MAKALAH TafsirBil Ma’tsur, Tafsir Bir Ra’yi dan Tafsir Isyari

MAKALAH
TafsirBil Ma’tsur, Tafsir Bir Ra’yi dan Tafsir Isyari
Kelompok : 1
Makalah ini disusun guna memenuhi tugas:
mata kuliah ‘Ulumul Qur’an II
Dosen pengampu: Afiful Ikhwan,M.Pd.I









Oleh:
Ardian Cahya Wirawan               ( 2013471883)
Siti Maslikah                                   (  2013471958 )
Dzafid Humaidy                             ( 2013471922  )

Prodi Pendidikan Agama Islam / Madin B semester III
Sekolah Tinggi Agama Islam Muhammadiyah Tulungagung
Tulungagung

September 2014

KATA PENGANTAR
Puji syukur penulis panjatkan kehadirat Allah SWT atas limpahan rahmat-Nya sehingga penulis dapat menyelesaikan Makalah dengan judul Tafsir Bil Ma’tsur, Tafsir Bir Ra’yi Dan Tafsir Isyari” sebagai salah satu tugas yang harus diajukan untuk memenuhi sebagian syarat guna melaksanakan tugas mata kuliah Ulumul Qur’an II Sekolah Tinggi Agama Islam Muhammadiyah Tulungagung.
Pada kesempatan ini, penulis mengucapkan terimakasih kepada :
1.      Bapak Nurul Amin,M.Ag, Selaku ketua STAI Muhammadiyah Tulungagung
2.      Bapak Afiful Ikhwan, M.Pd.I., selaku dosen penganpu Ulumul Qur’an II, STAI Muhammadiyah Tulungagung
3.      Pihak-pihak terkait yang telah banyak membantu dalam penyelesaian Makalah  ini.

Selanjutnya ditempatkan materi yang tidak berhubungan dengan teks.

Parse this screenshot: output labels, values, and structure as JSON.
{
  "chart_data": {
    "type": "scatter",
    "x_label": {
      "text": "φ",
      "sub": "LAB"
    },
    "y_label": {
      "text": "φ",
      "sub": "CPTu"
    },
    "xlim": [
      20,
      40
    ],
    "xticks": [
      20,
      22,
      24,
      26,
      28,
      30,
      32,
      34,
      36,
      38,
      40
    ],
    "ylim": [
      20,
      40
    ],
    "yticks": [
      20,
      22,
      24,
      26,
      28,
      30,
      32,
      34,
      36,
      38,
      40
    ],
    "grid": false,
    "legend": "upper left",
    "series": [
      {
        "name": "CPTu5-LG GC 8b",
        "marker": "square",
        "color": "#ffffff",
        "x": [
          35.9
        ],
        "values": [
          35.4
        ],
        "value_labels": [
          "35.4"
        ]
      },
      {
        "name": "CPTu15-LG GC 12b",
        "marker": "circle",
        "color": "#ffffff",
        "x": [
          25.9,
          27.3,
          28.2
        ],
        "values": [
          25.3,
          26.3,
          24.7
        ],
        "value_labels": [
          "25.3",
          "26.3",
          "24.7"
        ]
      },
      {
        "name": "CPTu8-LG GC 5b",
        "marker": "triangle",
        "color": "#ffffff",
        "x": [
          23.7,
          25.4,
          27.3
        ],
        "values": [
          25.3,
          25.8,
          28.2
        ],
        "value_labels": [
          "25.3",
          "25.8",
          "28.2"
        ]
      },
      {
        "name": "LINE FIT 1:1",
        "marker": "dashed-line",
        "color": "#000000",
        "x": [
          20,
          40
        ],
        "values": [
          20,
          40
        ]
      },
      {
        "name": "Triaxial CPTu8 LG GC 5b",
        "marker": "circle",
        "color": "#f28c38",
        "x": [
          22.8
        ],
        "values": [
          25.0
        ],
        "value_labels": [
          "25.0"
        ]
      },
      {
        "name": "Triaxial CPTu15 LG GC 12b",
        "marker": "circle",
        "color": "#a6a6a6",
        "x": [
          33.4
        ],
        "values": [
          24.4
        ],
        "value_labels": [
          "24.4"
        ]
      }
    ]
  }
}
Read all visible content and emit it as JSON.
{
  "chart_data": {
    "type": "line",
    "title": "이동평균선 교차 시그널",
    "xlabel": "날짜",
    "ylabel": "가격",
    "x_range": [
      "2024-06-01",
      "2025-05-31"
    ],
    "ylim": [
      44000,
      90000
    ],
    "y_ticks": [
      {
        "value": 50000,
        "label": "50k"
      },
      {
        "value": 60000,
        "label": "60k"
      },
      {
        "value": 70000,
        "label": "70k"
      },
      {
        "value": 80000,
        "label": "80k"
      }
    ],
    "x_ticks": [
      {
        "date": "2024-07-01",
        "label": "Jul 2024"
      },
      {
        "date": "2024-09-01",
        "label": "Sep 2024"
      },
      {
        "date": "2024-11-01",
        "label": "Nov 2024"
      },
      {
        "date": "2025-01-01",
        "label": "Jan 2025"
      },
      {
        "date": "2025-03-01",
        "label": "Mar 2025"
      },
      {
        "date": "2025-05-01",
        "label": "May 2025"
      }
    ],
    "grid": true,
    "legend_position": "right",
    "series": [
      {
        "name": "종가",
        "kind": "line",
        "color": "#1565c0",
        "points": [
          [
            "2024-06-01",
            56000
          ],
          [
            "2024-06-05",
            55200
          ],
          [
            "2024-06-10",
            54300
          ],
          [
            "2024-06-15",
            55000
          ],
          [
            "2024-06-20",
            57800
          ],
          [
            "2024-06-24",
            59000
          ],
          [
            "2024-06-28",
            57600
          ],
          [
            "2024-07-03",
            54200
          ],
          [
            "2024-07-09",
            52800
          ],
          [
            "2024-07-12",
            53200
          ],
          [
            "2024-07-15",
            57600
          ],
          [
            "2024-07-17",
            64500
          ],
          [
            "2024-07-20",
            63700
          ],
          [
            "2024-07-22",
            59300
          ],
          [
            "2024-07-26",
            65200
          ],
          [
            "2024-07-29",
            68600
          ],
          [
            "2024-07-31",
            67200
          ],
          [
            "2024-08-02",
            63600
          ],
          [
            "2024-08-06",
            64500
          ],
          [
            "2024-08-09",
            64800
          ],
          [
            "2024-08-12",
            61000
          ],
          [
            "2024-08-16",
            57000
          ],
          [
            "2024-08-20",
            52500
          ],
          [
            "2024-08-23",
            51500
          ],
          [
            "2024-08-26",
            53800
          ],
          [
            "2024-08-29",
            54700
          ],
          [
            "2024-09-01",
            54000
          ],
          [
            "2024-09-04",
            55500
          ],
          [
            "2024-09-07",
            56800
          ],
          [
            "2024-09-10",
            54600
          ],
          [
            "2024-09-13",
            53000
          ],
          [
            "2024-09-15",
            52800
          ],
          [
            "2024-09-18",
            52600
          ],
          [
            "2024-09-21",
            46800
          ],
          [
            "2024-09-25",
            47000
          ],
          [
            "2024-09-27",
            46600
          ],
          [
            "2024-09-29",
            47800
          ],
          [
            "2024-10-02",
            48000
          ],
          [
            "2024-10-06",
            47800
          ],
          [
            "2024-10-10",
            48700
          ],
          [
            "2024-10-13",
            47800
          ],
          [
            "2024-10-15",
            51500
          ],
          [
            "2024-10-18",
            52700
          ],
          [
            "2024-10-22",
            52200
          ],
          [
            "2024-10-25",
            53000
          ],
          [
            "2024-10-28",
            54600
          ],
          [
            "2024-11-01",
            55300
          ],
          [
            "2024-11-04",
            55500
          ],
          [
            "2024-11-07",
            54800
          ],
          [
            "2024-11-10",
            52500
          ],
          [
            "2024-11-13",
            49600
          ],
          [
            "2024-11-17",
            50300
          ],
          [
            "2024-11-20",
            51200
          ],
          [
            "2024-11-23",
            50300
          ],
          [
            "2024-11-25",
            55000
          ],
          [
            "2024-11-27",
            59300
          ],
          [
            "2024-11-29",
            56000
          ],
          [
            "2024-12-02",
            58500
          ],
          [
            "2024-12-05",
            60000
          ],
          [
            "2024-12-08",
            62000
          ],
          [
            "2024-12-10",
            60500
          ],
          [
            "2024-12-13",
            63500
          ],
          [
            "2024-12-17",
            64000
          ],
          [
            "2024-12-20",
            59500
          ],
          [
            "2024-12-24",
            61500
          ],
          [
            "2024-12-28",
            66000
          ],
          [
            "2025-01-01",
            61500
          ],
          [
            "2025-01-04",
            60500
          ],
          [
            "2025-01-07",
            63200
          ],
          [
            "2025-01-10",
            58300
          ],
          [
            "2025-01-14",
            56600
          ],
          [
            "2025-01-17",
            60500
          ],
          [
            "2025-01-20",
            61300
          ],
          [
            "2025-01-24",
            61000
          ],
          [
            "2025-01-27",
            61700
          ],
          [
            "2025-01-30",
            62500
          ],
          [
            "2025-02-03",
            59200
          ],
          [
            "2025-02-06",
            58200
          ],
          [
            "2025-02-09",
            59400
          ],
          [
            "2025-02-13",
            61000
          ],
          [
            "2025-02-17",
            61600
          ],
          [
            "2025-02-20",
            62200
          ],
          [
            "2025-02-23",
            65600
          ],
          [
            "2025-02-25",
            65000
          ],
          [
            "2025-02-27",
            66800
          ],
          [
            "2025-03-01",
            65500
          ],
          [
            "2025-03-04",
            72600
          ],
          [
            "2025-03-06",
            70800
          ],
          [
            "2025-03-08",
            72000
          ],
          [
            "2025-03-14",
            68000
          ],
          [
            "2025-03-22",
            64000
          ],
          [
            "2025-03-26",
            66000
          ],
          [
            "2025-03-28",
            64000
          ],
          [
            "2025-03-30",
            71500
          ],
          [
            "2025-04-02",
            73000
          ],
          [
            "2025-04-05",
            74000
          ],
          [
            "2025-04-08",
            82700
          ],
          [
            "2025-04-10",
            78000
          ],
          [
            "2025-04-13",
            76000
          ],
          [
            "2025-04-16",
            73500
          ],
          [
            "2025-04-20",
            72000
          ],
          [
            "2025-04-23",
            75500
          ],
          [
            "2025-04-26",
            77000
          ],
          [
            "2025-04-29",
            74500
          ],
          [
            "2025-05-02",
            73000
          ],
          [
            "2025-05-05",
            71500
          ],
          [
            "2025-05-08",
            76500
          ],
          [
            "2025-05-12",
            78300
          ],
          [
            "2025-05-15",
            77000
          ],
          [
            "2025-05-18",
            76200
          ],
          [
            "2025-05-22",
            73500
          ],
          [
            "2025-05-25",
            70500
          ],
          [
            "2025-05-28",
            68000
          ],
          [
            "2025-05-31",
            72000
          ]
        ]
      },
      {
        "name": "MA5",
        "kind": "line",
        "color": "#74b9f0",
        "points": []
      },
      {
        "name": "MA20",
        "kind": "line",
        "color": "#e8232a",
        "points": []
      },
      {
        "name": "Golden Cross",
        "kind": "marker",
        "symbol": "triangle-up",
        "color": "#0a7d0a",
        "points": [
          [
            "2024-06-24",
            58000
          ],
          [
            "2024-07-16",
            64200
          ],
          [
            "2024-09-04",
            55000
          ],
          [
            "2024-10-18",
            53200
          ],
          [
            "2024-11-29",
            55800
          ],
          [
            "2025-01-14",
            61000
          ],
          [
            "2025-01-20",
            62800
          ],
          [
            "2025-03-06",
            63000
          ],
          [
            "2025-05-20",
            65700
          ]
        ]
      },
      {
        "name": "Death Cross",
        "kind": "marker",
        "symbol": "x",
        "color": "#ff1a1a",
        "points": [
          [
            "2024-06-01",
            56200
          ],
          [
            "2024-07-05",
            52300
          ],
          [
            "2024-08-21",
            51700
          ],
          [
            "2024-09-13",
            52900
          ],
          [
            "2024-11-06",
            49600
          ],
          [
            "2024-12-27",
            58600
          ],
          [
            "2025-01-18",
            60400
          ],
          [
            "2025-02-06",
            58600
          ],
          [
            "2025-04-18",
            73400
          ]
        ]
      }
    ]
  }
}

Dalam penuisan Makalah ini masih banyak terdapat kekurangan, oleh karena itu kritik dan saran yang bersifat membangun sangat diharapkan.
Semoga Makalah ini dapat bermanfaat bagi pembaca dan bermanfaat pula bagi dunia pendidikan khususnya pelaksanaan pembelajaran di STAI Muhammadiyah Tulungagung.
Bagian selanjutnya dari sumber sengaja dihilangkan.